Homonoia Police Station
Homonoia Police Station is the home of the police’s detective division. The white, single storey building is surrounded by a veranda. The police station was designed and built from brick in the British colonial style with a red, tiled roof and whitewashed walls. Although it may appear insecure the police station is one of the most secure buildings on the island with excellent locks and solid construction. The Saint Georgine’s police force’s detective division responsible for investigating the most serious crimes on the island. It includes a large open office, a strong room for securing evidence, three cells for detaining prisoners and a bell tower for alerting the town to an impending disaster. Four desks and chairs fill the main office along with filing cabinets filled past cases and the white board that they track the latest case on. The building was built during the 19th century as the local police station.
Porte Grande Louve
The second largest settlement on the island, Porte Grande Louve is named for the nickname of Bonne de Pons d’Heudicourt, a mistress of Louise XIV of France. Porte is smaller and a little less ramshackled than Homonoia with some modern buildings set among those built in the local vernacular. A greater number of French and English immigrants live here. Although the island’s culture dominates European influence is strongest in Porte Grande Louve. The town has a well maintained harbour and is on the coast road along with a direct road to Saint Georgine Airport used by the island’s bus service. The town is small enough to walk from one side of to the other comfortably but for those in a hurry several local taxi service are available to hire. The town is home to many of the island’s businesses including financial services, a safety deposit company and a medical practice. Porte Grande was founded soon after Homonoia to take advantage of its natural sheltered harbour. The town is the base for a huge number of shell companies thanks to the islands lax tax laws.

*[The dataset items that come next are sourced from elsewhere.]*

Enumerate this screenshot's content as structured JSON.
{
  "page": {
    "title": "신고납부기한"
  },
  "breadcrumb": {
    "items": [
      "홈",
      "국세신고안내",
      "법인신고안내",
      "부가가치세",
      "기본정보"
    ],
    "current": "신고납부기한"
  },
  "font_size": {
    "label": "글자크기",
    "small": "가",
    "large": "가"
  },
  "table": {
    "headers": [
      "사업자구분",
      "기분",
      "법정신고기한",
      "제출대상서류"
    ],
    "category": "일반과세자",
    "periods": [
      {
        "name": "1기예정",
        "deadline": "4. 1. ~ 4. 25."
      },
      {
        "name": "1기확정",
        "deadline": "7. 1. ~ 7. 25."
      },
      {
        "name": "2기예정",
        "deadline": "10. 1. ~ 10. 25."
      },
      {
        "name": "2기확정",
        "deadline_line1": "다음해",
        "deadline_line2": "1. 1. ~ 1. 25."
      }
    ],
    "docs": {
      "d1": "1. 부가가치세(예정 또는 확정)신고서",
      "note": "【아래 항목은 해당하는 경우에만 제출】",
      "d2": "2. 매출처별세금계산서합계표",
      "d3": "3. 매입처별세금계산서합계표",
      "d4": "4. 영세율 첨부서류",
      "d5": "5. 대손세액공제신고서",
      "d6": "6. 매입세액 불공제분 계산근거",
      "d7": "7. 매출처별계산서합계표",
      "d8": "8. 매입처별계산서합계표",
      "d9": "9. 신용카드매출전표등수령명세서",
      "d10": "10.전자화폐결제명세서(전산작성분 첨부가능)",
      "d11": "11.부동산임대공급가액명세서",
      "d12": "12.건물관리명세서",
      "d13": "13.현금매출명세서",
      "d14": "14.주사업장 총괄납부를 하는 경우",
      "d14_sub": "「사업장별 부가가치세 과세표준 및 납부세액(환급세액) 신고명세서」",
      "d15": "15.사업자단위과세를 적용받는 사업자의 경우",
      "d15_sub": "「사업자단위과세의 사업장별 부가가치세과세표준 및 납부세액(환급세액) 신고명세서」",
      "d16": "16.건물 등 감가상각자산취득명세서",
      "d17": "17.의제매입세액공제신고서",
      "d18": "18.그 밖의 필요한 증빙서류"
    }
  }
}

Karina’s Bar is a bar owned by Karina Boudreaux. The Bar consists of a building with the bar and a covered seating area between the road and the sea. Built from local hardwood wood in the local vernacular style. The Bar has decent locks protecting the stock room and a small safe to store the take overnight. Karina runs the bar and its is known as the Homonoia Police’s after work preferred drinking hole. As well as the bar Karina’s has a kitchen where food is prepared. The store room is usually stocked with a wide selection of local an imported drinks. The bar has been a fixture in Homonoia since Karina opened it around 30 years ago. The bar doesn’t have any real secrets.
The Beach House
The beach house is the rather grand name given to the official residence of the senior detective in the Saint Georgine’s police force. It is a shack in the local, vernacular beach style with a veranda facing the sea across the beach. Although the doors have locks its wooden construction wouldn’t provide any real resistance to someone trying to force their way in. The shack belongs to the police force and local officers can be found here sometimes when off duty socialising with their current boss. It has a main room with a bed, chair, desk and a small kitchen area next to which is a bathroom, a small second room can be accessed from the veranda. The shack features a hammock, electricity, a telephone and wifi. The shack was seized by the police from a local criminal organisation in the 60s. The shacks only secret is a small lizard known as Humpty who is its guardian spirit protecting the current resident while they sleep.